Ci sono vittorie che valgono la storia. Ci sono partite che brillano in una carriera, anche se non regalano il trofeo. Partite scandite dalla tensione, per una grande occasione che cambia la vita, mentre i dubbi si smerigliano in frantumi di specchi. Partite come quella che a 32 anni e mezzo ha vinto Roberta Vinci, che gioca praticamente senza dritto contro una Kiki Mladenovic incerottata e frenata dalla sindrome di Donald Young, o di Richard Gasquet, prima ancora che dal colpo di calore per cui chiede un MTO controverso sul 5-4 nel secondo set. Vinci rimonta, dimentica l’ultimo anno e mezzo non proprio esaltante, risorge dopo un 63 57 64 da rollercoaster emotivo e giace felice nell’attesa dell’ignoto che più bello non potrà mai essere.
Un grande passo che cambia le prospettive di Robertina, alla prima semifinale Slam in carriera. E non avrebbe potuto essere che la terra delle opportunità a fare da cornice alla sua ricerca della felicità. La vittoria in rimonta la consegna a una semifinale contro Serena o Venus Williams, con chances di sorprese ulteriori prossime allo zero se l’affare di famiglia dovesse concludersi con un trionfo della logica e la più giovane delle sorelle a non frapporsi nella corsa verso la storia della numero 1 del mondo.
Il 13 porta decisamente fortuna alla tarantina, che ha debuttato a Flushing Meadows nel 2001 e ha visto trasformarsi il suo tredicesimo Us Open, il primo da non testa di serie, nel più grande spettacolo dopo il big bang. Il forfait di Bouchard le ha spalancato le porte del terzo quarto di finale Slam, a New York dove già era arrivata a questo punto del torneo, nell’indimenticabile 2012, nel derby altrettanto teso e carico di suggestioni e sensazioni, di forze e fragilità, contro l’amica Sara Errani. Nel primo quarto tra due giocatrici non teste di serie dallo Us Open dell’anno scorso (Bencic contro Peng), eventualità che negli altri major non si verifica da Wimbledon 2010 (quando Kvitova battè Kanepi in un match rocambolesco), l’azzurra diventa la giocatrice con la più bassa classifica a centrare la semifinale in uno Slam dal 2013, quando Flavia Pennetta entrò da numero 83 del mondo nelle prime quattro a Flushing Meadows.

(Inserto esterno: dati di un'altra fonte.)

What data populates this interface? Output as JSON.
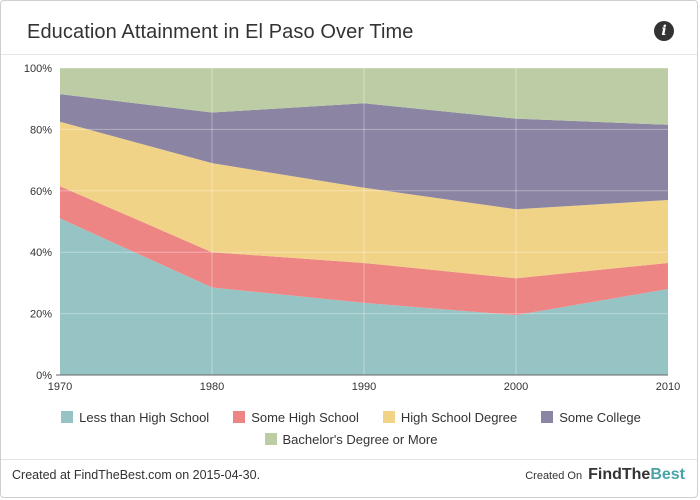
{
  "header": {
    "title": "Education Attainment in El Paso Over Time",
    "info_icon": "info-icon",
    "info_glyph": "i"
  },
  "chart_data": {
    "type": "area",
    "stacked": true,
    "percent": true,
    "x": [
      1970,
      1980,
      1990,
      2000,
      2010
    ],
    "x_tick_labels": [
      "1970",
      "1980",
      "1990",
      "2000",
      "2010"
    ],
    "y_tick_labels": [
      "0%",
      "20%",
      "40%",
      "60%",
      "80%",
      "100%"
    ],
    "ylim": [
      0,
      100
    ],
    "grid": true,
    "legend_position": "bottom",
    "series": [
      {
        "name": "Less than High School",
        "color": "#96c4c4",
        "values": [
          51,
          28.5,
          23.5,
          19.5,
          28
        ]
      },
      {
        "name": "Some High School",
        "color": "#ee8585",
        "values": [
          10.5,
          11.5,
          13,
          12,
          8.5
        ]
      },
      {
        "name": "High School Degree",
        "color": "#f1d387",
        "values": [
          21,
          29,
          24.5,
          22.5,
          20.5
        ]
      },
      {
        "name": "Some College",
        "color": "#8b84a2",
        "values": [
          9,
          16.5,
          27.5,
          29.5,
          24.5
        ]
      },
      {
        "name": "Bachelor's Degree or More",
        "color": "#bccda5",
        "values": [
          8.5,
          14.5,
          11.5,
          16.5,
          18.5
        ]
      }
    ]
  },
  "legend": {
    "row1": [
      "Less than High School",
      "Some High School",
      "High School Degree",
      "Some College"
    ],
    "row2": [
      "Bachelor's Degree or More"
    ]
  },
  "footer": {
    "created_text": "Created at FindTheBest.com on 2015-04-30.",
    "created_on_label": "Created On",
    "brand_part1": "FindThe",
    "brand_part2": "Best"
  }
}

Vinci, che è scesa al numero 43 ma tornerà tra le prime 30 grazie a questa vittoria, ha conquistato la settima vittoria su dieci incontri contro un’avversaria francese in uno Slam. Non è stata certo la più spettacolare delle sette affermazioni per la tarantina, che apre con un turno di battuta segnato da un doppio fallo (con fallo di piede), un ace e un vincente. Robertina firma il break a zero e allunga 3-0 contro Mladenovic, mai oltre il terzo turno a New York, e battuta al primo turno nei primi sette Slam disputati, grazie alle wild card continuamente riconosciute alla promessa considerata la futura nuova numero 1 del tennis francese. Il taglio di luce che spacca l’Artur Ashe è la perfetta fotografia di un match in chiaroscuro, con gli errori a dominare sui vincenti ma il 63 dell’azzurra per cui patriotticamente esultare.
La seconda dell’azzurra, però, latita nel primo game del secondo set, in cui Vinci deve salvare 6 palle break in sedici punti. La francese, sotto il sole di New York, suda e si squaglia, i pensieri abbondano ma si confondono, la lucidità svanisce in un gioco troppo morbido dalle geometrie blande e fumose. Vinci, però, non trasforma il break del 2-1 e perde il servizio. Mladenovic per un attimo si trasforma, e quando pensa poco disegna risposte vincenti come quella, di dritto, che le vale il 4-2. Ma del secondo set, resterà il medical time out in un momento che lascia spazio a ogni tipo di insinuazione per Kiki, che sul 65 piazza il break decisivo.
La breve pausa per il caldo alla fine del secondo set sembra risvegliare la francese, mentre il cammino di Roberta al servizio è, per reazione, travagliato, complicato, fatto di ostacoli e ripartenze, di una lotta scivolosa e profonda per ogni centimetro, per ogni punto, per ogni spiraglio di luce. Il settimo game, la contesa infinita, sfiancante, in cui la suspense è di certo superiore alla qualità, porta a Robertina il break del 4-3, che anticipa un secondo medical time out per Mladenovic. E’ un asciugamano gettato al centro del ring. La francese, incerottata e sempre più ferma, stringe i denti, salva due match point ma rimanda solo l’inevitabile.
Comunque vada in semifinale, Roberta Vinci si è presa un posto nella storia. Non svegliatela, non ancora.